All of the above stresses our immune system and the immunity of the skin. The skin is the largest organ of the body - the above affects all of our organs, however our skin generally takes the most abuse. We slather it with chemicals often twice a day, - when we think we're doing something healthy for it by cleaning it and caring for it. It is the barrier for our other organs and so it gets exposed to more of the pollution. It is the most visible organ - we can often see the damage that is being done and often our response is to cover it up or disguise the damage, not try to correct it.
What are some comedogenic ingredients?
Typical comedogenic ingredients (ingredients that cause blackheads) are:
isospropyl myristate
isopropyl palmitate
myristyl myristate
sodium lauryl sulfate
What's so bad about Sodium lauryl sulphate - it's in everything!
It denatures protein (skin and hair is made up of protein) It is a mutagen. This means that it is capable of actually changing the information in genetic material found in cells. It is an eye irritant. One study to determine the effect of SLS in the eye found that SLS is rapidly taken up and accumulated by eye tissues and retained for up to five days (and that it is particularly harmful to the developing eyes of young children. It was also found to cause changes insome proteins of eye tissues and can extend the healing time in injured eyes. SLS can damage the outer layer of skin, causing dryness, roughness, scaliness, fissuring, loss of flexibility and can reduce the barrier function of normal, healthy skin.
How do you know if a product contains Chiral ingredients?
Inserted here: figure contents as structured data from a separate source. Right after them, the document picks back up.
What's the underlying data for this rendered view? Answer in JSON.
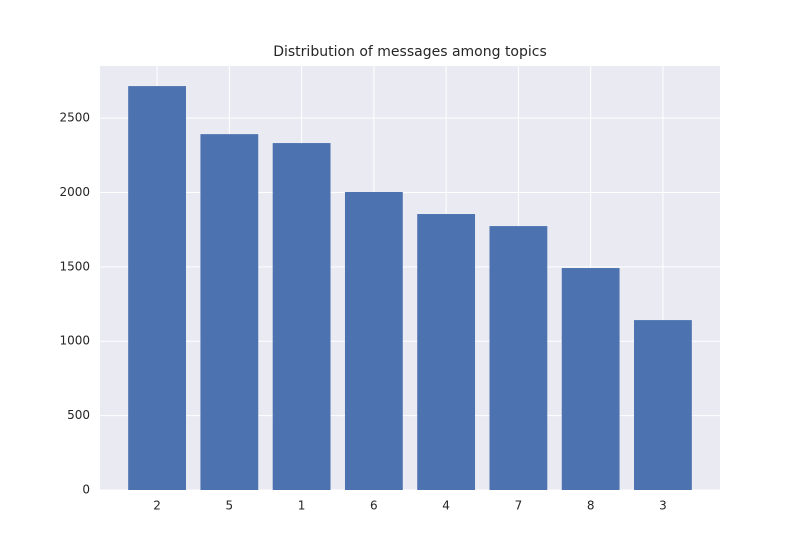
{
  "chart_data": {
    "type": "bar",
    "title": "Distribution of messages among topics",
    "categories": [
      "2",
      "5",
      "1",
      "6",
      "4",
      "7",
      "8",
      "3"
    ],
    "values": [
      2715,
      2392,
      2332,
      2003,
      1855,
      1774,
      1492,
      1142
    ],
    "color": "#4c72b0",
    "ylim": [
      0,
      2850
    ],
    "yticks": [
      0,
      500,
      1000,
      1500,
      2000,
      2500
    ],
    "grid": true
  }
}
Chiral ingredients have an 'L' or a 'D' preceding the name of the ingredient, e.g. D-boldine, L-ascorbic acid, L-lactic and so on. If an ingredient has a "DL" (i.e. DL alpha tocopherol) it is NOT chiral because the molecules have not been separated. Ingredients without a "D" or no "L", are most likely not chiral.
Are cosmeceuticals chirally correct?
Cosmeceuticals bridge the gap between cosmetics and pharmaceuticals in the effects they have on the skin – which is why all cosmeceuticals should be chirally correct but unfortunately most are not. Disregarding chirality when formulating cosmeceuticals is irresponsible because using the wrong molecule might not only be ineffective, it could even be harmful.
What are Cosmeceuticals?Cosmeceuticals are the result of innovation in both the cosmetic and pharmaceutical industries in a response to changing attitudes towards cosmetics. "Cosmeceutical" was generally accepted as meaning a product that offers both cosmetic and drug-like benefits.
The current definition:
"Cosmeceuticals are defined as hybrid products, derived from cosmetics and drugs that enhance aesthetic appearance and make therapeutic claims with respect to affecting structure or function of the body and/or mitigating treating, or preventing disease". This definition includes products such as Depilatories, Anti-dandruff, Skin care, sunblocks and Skin Bleaching products. Prior to cosmeceuticals we had only 2 choices for looking more youthful-makeup or surgery. Thanks to cosmeceuticals we have a third choice - cosmeceuticals.